Appreciating the need for rapid action, a group of local residents bought endangered land and founded the Brandywine Conservancy in 1967.  The first conservation easements, protecting more than five and one-half miles along the Brandywine, were granted in 1969.  Today, the Conservancy holds more than 430 conservation easements and has protected more than 44,000 acres in Chester and Delaware counties, Pennsylvania, and in New Castle County, Delaware.
The Conservancy’s Environmental Management Center  (EMC) is a leading local and national advocate for responsible land use, open space preservation and water protection.  The EMC focuses on integrating conservation with economic development through its Land Stewardship and Municipal Assistance programs.  The EMC works with individuals; state, county and municipal governments; and private organizations to permanently protect and conserve natural, cultural and scenic resources.  

In 1971, the Conservancy opened the Brandywine River Museum in the renovated Hoffman’s Mill, a former gristmill built in 1864 that was part of the Conservancy’s first preservation efforts.  With nearly six million visitors to date, the museum has established an international reputation for its unparalleled collection and its dedication to American art with primary emphasis on the art of the Brandywine region, American illustration, still life and landscape painting, and the work of the Wyeth family. 

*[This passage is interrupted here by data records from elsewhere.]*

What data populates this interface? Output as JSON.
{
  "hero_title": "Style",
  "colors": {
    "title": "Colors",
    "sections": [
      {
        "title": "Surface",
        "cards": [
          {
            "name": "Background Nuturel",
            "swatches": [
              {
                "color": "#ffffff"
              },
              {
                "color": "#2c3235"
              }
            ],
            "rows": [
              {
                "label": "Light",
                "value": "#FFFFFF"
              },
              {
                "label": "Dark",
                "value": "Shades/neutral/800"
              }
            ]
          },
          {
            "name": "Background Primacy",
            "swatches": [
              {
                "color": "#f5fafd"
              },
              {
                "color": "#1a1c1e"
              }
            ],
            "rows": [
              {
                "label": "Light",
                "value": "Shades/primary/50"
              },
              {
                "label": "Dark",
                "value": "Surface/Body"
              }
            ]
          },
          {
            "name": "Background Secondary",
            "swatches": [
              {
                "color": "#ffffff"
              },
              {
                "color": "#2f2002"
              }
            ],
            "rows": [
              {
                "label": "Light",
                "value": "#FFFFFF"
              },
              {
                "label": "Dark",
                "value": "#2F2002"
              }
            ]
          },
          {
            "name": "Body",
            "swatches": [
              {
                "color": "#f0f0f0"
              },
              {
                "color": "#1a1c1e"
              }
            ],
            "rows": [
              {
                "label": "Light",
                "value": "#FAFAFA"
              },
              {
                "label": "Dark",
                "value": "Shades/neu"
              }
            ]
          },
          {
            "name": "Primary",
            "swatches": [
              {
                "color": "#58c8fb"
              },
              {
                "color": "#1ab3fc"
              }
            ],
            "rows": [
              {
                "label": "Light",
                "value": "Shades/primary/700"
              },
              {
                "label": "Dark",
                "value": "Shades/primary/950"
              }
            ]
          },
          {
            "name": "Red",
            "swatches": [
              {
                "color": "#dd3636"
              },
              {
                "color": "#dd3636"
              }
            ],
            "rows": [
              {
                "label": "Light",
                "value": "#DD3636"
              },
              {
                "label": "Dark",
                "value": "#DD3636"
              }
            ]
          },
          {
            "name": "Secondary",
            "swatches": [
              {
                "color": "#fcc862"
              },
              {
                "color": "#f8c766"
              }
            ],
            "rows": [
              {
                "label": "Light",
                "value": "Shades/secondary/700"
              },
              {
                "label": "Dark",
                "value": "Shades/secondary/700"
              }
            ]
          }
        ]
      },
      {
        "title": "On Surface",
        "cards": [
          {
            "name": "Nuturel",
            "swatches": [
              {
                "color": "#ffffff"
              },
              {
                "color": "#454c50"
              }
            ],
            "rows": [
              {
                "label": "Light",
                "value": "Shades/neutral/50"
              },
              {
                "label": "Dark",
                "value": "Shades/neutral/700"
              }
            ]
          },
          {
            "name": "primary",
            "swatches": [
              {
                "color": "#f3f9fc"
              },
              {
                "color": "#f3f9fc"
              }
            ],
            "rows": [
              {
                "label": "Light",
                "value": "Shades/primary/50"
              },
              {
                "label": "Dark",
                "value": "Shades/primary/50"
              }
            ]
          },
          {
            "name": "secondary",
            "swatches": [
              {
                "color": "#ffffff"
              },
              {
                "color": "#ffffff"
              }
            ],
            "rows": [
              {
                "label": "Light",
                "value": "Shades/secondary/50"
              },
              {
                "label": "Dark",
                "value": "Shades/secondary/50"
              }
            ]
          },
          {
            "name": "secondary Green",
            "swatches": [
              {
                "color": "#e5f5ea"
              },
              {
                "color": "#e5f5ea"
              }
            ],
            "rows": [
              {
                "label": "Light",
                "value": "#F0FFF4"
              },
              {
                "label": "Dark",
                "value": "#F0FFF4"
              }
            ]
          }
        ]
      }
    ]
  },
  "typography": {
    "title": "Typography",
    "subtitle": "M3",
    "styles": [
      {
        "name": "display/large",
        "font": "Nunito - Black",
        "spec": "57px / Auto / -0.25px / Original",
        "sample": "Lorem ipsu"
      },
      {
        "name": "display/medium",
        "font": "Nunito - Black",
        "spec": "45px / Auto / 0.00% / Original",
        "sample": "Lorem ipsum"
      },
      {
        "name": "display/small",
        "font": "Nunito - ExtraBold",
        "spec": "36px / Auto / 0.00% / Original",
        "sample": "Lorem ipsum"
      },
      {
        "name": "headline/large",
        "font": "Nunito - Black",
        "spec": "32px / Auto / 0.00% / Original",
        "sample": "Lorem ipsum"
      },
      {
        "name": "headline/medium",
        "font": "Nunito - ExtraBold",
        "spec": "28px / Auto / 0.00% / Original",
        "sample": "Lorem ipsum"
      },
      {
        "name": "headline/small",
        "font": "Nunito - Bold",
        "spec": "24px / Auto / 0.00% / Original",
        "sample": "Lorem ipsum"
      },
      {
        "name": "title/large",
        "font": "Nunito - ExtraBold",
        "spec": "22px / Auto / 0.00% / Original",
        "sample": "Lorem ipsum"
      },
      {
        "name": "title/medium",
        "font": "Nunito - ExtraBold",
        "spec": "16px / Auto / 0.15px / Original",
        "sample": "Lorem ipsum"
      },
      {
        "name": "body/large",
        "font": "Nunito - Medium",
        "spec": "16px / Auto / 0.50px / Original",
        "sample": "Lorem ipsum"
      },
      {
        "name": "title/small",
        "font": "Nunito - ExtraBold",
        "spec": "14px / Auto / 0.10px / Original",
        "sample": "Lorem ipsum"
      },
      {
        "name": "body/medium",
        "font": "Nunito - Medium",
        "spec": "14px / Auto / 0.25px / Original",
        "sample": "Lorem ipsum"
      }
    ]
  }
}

Among the hundreds of artists represented are Howard Pyle, many students of Pyle who affected the course of American illustration, N. C. Wyeth, Andrew Wyeth, and Jamie Wyeth.  There is work by hundreds of famous illustrators.  Landscape, still life, portrait and genre painting includes work by Benjamin West, Gilbert Stuart, Asher Durand, W. T. Richards, William Harnett, John Haberle, J. D. Chalfant, Horace Pippin, and many others, while the major still life collection includes paintings by William Harnett, John Peto, George Cope, John Haberle, Horace Pippin, and many more artists.  Nearly 300 special exhibitions have been shown in the museum’s six galleries, along with constant installations of work from the collection.  Educational programs and publications for audiences of all ages are regular and frequent.

The Brandywine Conservancy has thousands of members throughout the region and the nation, including a Young Friends group that hosts events throughout the year.  More than 300 volunteers work as docents in the museum, as gardeners in the native plant gardens that surround the Conservancy’s buildings, and in other capacities throughout the Conservancy.  Volunteers organize an annual antiques show and other events to support an acquisition fund that has added more than 200 works of art to the museum’s collection.

In 2008, the Brandywine Conservancy was one of the first conservation organizations awarded accreditation by the Land Trust Accreditation Commission.  The award is an affirmation of careful management and effective environmental programs.  In the same year, the Brandywine River Museum received accreditation from the American Association of Museums for the fourth time.  The Brandywine Conservancy has always maintained the highest professional standards, a commitment to excellence, public accountability, sound financial management, innovation, and growth of public services.